25.5 oz jar pasta sauce
4 chicken breasts
3 eggs, beaten

For dusting:
1/4 cup tapioca or arrowroot starch
1 tsp salt
1/2 tsp paprika

For breading:
1/4 cup tapioca or arrowroot starch (or try Ancestral Taro Powder)
1/4 cup potato starch
1 tsp black pepper
1/2 tsp dried oregano
1/2 tsp dried basil (dried parsley okay)

1/4 cup lard, ghee, or coconut oil
8oz mozzarella cheese, grated (omit to make dairy-free, see notes below)

Instructions: 

1. Empty the pasta sauce into a saucepan and bring to a simmer; reduce heat to low to keep warm while you prepare the chicken.

2. Place the chicken flat on a cutting board, then slice the chicken lengthwise to make two thin butterflied cutlets. Gently pound with a meat tenderizer to an even thickness, about 1/2″, then set aside. Prepare three wide, shallow bowls to bread the cutlets. In the first bowl, combine the dusting ingredients. In the second bowl, add the beaten eggs. In the third bowl, add the breading ingredients.

3. Now you’re ready to start cooking. Preheat your oven to 350F. In a large skillet, warm the lard, ghee, or oil over medium/high heat (you’re looking for an oil temp of 325F). Once the oil is warm, dust a chicken breast in the first bowl, then transfer to the second bowl and cover in egg, shake off any excess egg, then cover with the starch in the third bowl. Add to the skillet and repeat for however many breasts you can fit in the skillet at one time (don’t bread the chicken until right before you’re going to add it to the oil).

4. Pan-fry the chicken until golden brown, about three minutes per side, then transfer to a baking sheet. Don’t worry about whether the chicken it cooked through; the oven will finish it off. Add more oil if needed and repeat step #3 until all of the chicken has been pan-fried.

5. Spoon the pasta sauce over the cutlets, then sprinkle on the cheese.

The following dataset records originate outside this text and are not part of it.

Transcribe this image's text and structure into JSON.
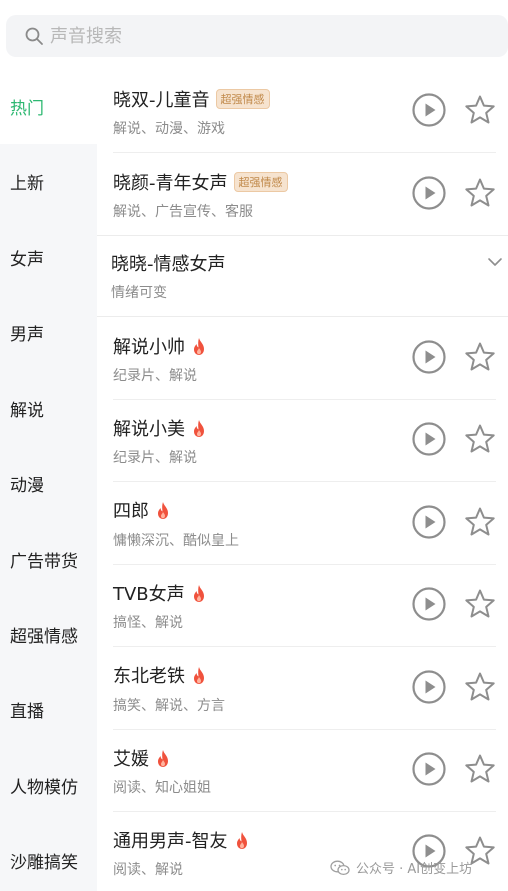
{
  "search": {
    "placeholder": "声音搜索",
    "value": ""
  },
  "sidebar": {
    "items": [
      {
        "label": "热门",
        "active": true
      },
      {
        "label": "上新"
      },
      {
        "label": "女声"
      },
      {
        "label": "男声"
      },
      {
        "label": "解说"
      },
      {
        "label": "动漫"
      },
      {
        "label": "广告带货"
      },
      {
        "label": "超强情感"
      },
      {
        "label": "直播"
      },
      {
        "label": "人物模仿"
      },
      {
        "label": "沙雕搞笑"
      }
    ]
  },
  "voices": [
    {
      "name": "晓双-儿童音",
      "tag": "超强情感",
      "desc": "解说、动漫、游戏"
    },
    {
      "name": "晓颜-青年女声",
      "tag": "超强情感",
      "desc": "解说、广告宣传、客服"
    },
    {
      "name": "晓晓-情感女声",
      "desc": "情绪可变",
      "expandable": true
    },
    {
      "name": "解说小帅",
      "hot": true,
      "desc": "纪录片、解说"
    },
    {
      "name": "解说小美",
      "hot": true,
      "desc": "纪录片、解说"
    },
    {
      "name": "四郎",
      "hot": true,
      "desc": "慵懒深沉、酷似皇上"
    },
    {
      "name": "TVB女声",
      "hot": true,
      "desc": "搞怪、解说"
    },
    {
      "name": "东北老铁",
      "hot": true,
      "desc": "搞笑、解说、方言"
    },
    {
      "name": "艾媛",
      "hot": true,
      "desc": "阅读、知心姐姐"
    },
    {
      "name": "通用男声-智友",
      "hot": true,
      "desc": "阅读、解说"
    }
  ],
  "watermark": {
    "text": "公众号 · AI创变上坊",
    "icon": "wechat-icon"
  },
  "colors": {
    "accent": "#2eb872",
    "tag_text": "#c0894a",
    "tag_bg": "#f6e3cf",
    "fire": "#f0523d"
  }
}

Place in the oven to bake until the cheese has melted, about 8 minutes, then broil for 2 minutes or until the cheese is spotty and golden (watch it like a hawk at this point). Remove from the oven and serve.

** It is possible to bake these instead of frying them. To do so, line a baking sheet with a wire rack; bread all of the breasts at once using the process in step #3, then place on the wire rack. Bake at 400F until golden, about 15-20 minutes, flipping at the 10-minute mark. Remove the wire rack, add the sauce and cheese and bake until the cheese is melted, about 6 minutes, then broil for 2 minutes or until the cheese is spotty and golden.

** While fresh mozzarella cheese is typically used in this dish, substituting a harder cheese may be easier on your digestion (aged cheese has been fermented longer).

** I’ve heard good things about this nut milk cheese, if you’re looking to go dairy-free but still want a cheese-like experience.

Adding potato starch to the breading makes it the chicken especially crispy, but sometimes leaves a light white dust on the breading after you fry it; you can see the same thing on my Southern Fried Chicken recipe from a few years back. Not really sure what causes it, but it’s mighty tasty.

The way I decide how much cheese to put on Chicken Parmesan is what I call the “melt-test”. I add some cheese over the warm sauce and watch to see if it starts to melt. If so, I add more until the cheese keep its shape. I use this same idea when making pizza. There isn’t really any science behind it, just a trick I developed when I worked at a pizza parlor nearly 20 years ago. Man, I’m getting old!